L’homme de 23 ans, qu’ils soupçonnaient d’avoir commis plusieurs actes de délinquance, avait disparu à la suite d’un enlèvement et d’« une correction » donnée par 3 individus qui avaient décidé de se faire justice eux-mêmes. Deux de ces derniers s’étaient présentés spontanément à la gendarmerie de Pamandzi dès le lendemain des faits.
Un corps avait ensuite été retrouvé dans le secteur de l’enlèvement, aux Badamiers, et identifié grâce à son ADN comme étant celui de Houmadi Abdou. Quatre auteurs de l’enlèvement avaient donc été mis en examen et incarcérés. Ce qui avait valu au procureur Camille Miansoni une campagne très agressive et avilissante sur les réseaux sociaux.

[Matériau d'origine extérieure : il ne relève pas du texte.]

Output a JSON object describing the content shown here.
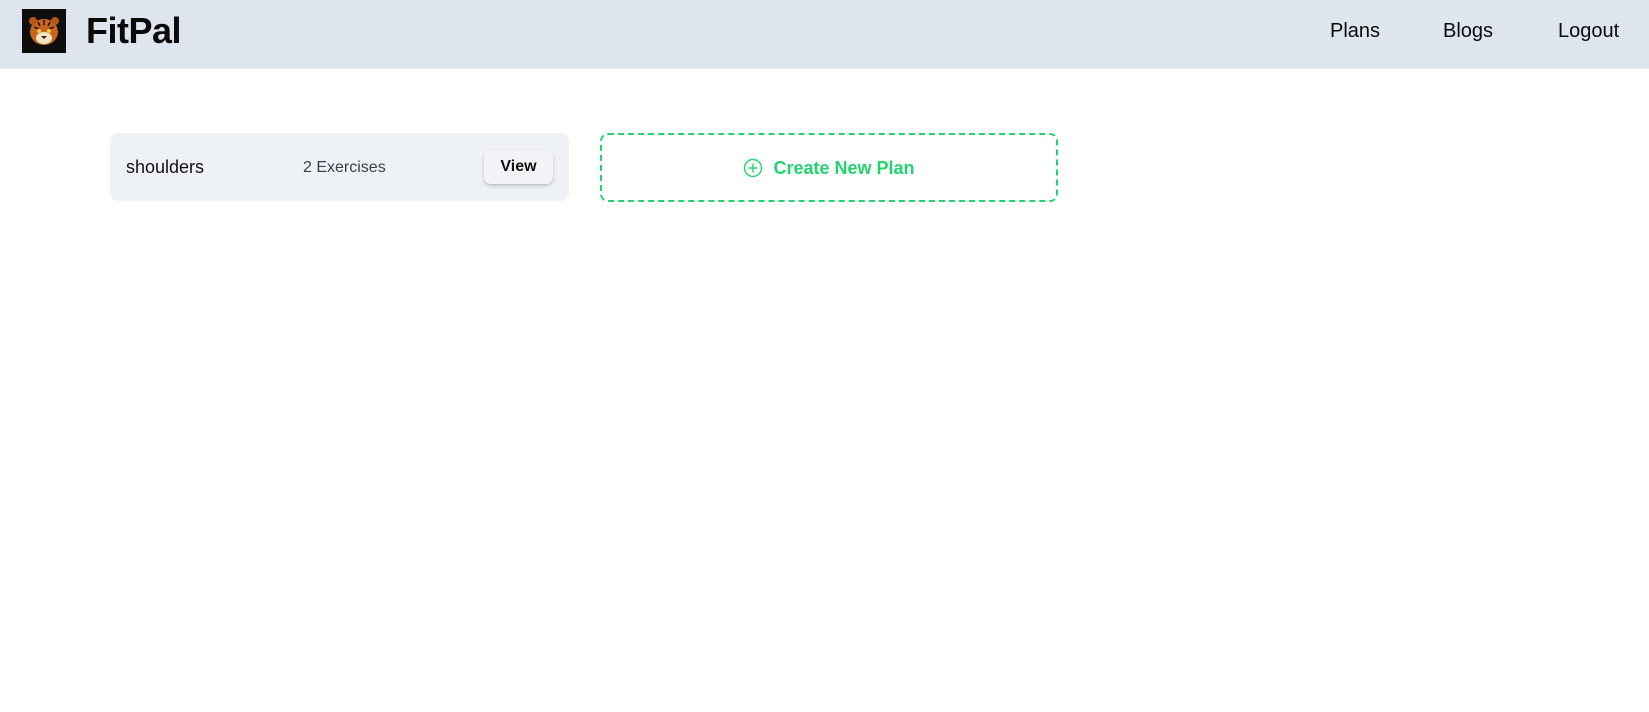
{
  "navbar": {
    "brand": "FitPal",
    "logo_icon": "tiger-head-icon",
    "links": [
      {
        "label": "Plans"
      },
      {
        "label": "Blogs"
      },
      {
        "label": "Logout"
      }
    ]
  },
  "plans": [
    {
      "name": "shoulders",
      "exercise_count": "2 Exercises",
      "view_label": "View"
    }
  ],
  "create_plan": {
    "label": "Create New Plan",
    "icon": "plus-circle-icon"
  },
  "colors": {
    "navbar_bg": "#dfe5ef",
    "card_bg": "#eef1f6",
    "accent_green": "#22d46e"
  }
}
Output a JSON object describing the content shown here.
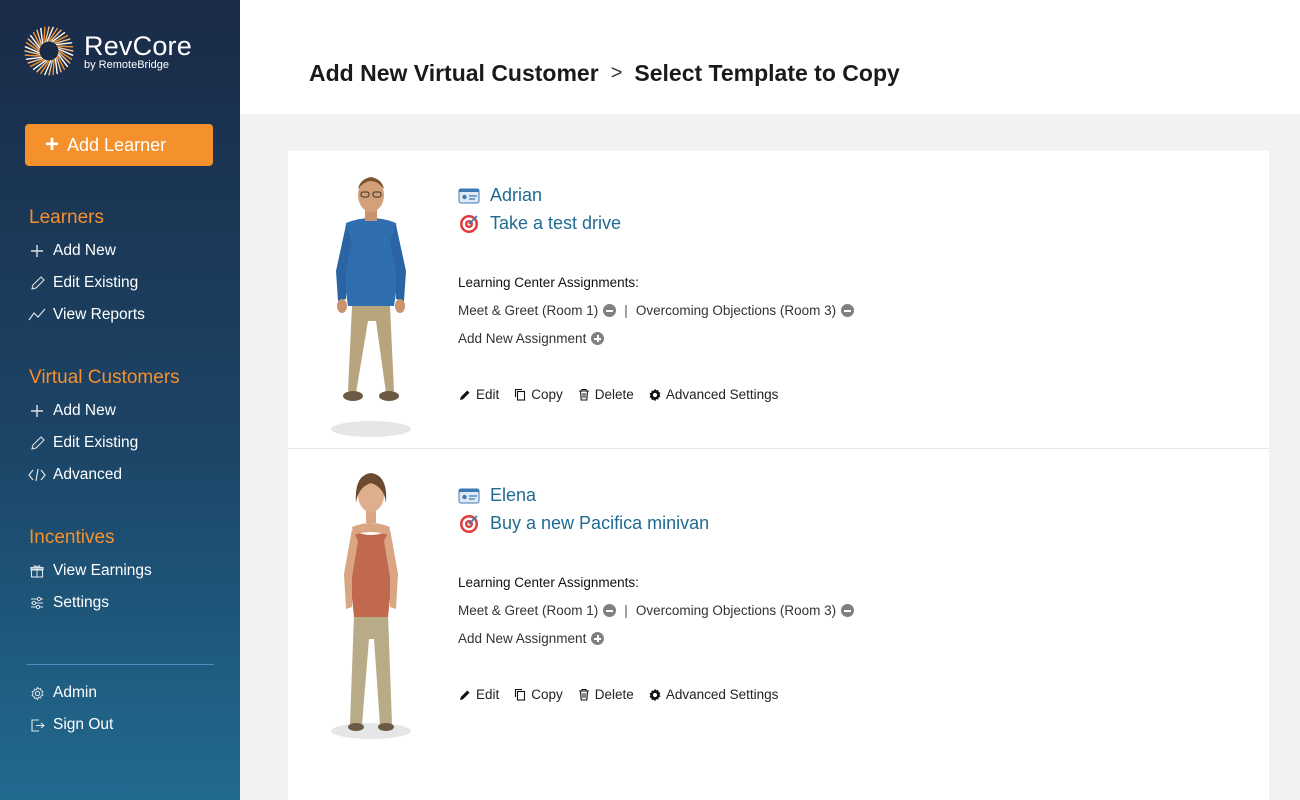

Des habitants de Dzaoudzi dont certains membres des familles des auteurs de l’enlèvement, se sont concertés et ont décidé de rencontrer le chef du parquet ce mardi. Ayant eu vent de cette rencontre, nous nous sommes rendus au tribunal judiciaire. Si nous n’avons pu y assister, Camille Miansoni a bien voulu nous en donner la teneur générale, sans dévoiler le fond des échanges, comme le souhaitaient ses interlocuteurs.
« Ils ont présenté des excuses »
« J’ai été heureux de rencontrer ces personnes qui ont voulu partager leur douleur pour leurs proches incarcérés, et à la fois évoquer la situation générale de Mayotte. Notamment, leur exaspération et leur colère, leur impuissance aussi face à ce qu’ils considèrent comme une absence de réponse de l’institution. Je comprends tout ça, mais je leur ai demandé de ne pas se tromper de cible, et au contraire, de nous aider par leurs témoignages lorsque des actes de délinquance sont perpétrés. »
Les membres de la délégation sont également revenus sur les injures adressées à l’homme de loi sur les réseaux sociaux : « Ils ont présenté leurs excuses pour les outrances dont j’ai été victime. Je leur ai expliqué mon rôle, et redire que je suis un allié et non un ennemi. J’ai émis le vœu que mon successeur soit aidé dans sa tâche. » Camille Miansoni doit en effet quitter Mayotte en octobre, et le poste pour trouver son successeur a été publié la semaine dernière.
« Je veux souligner leur courage car je sais que certains ont défilé contre moi, sans doute manipulés par d’autres personnes. Ils se sont rendus compte qu’un autre combat était à mener à Mayotte. Il y a matière à s’engager pour que la situation s’améliore, notamment pour que des enfants de 12 ans ne trainent plus dans les rues. Il y a un travail possible entre les institutions et la population, mais pas au mépris de la loi. »
Notons que les auteurs des faits encourent la prison à perpétuité, « mais la qualification reste l’enlèvement et la séquestration suivis de la mort. Mais attention, on ne dit pas qu’ils l’ont tué. »
Une démarche qui va en tout cas mettre un peu de sérénité au cœur de cette affaire… et chez le procureur à quelques semaines de son départ.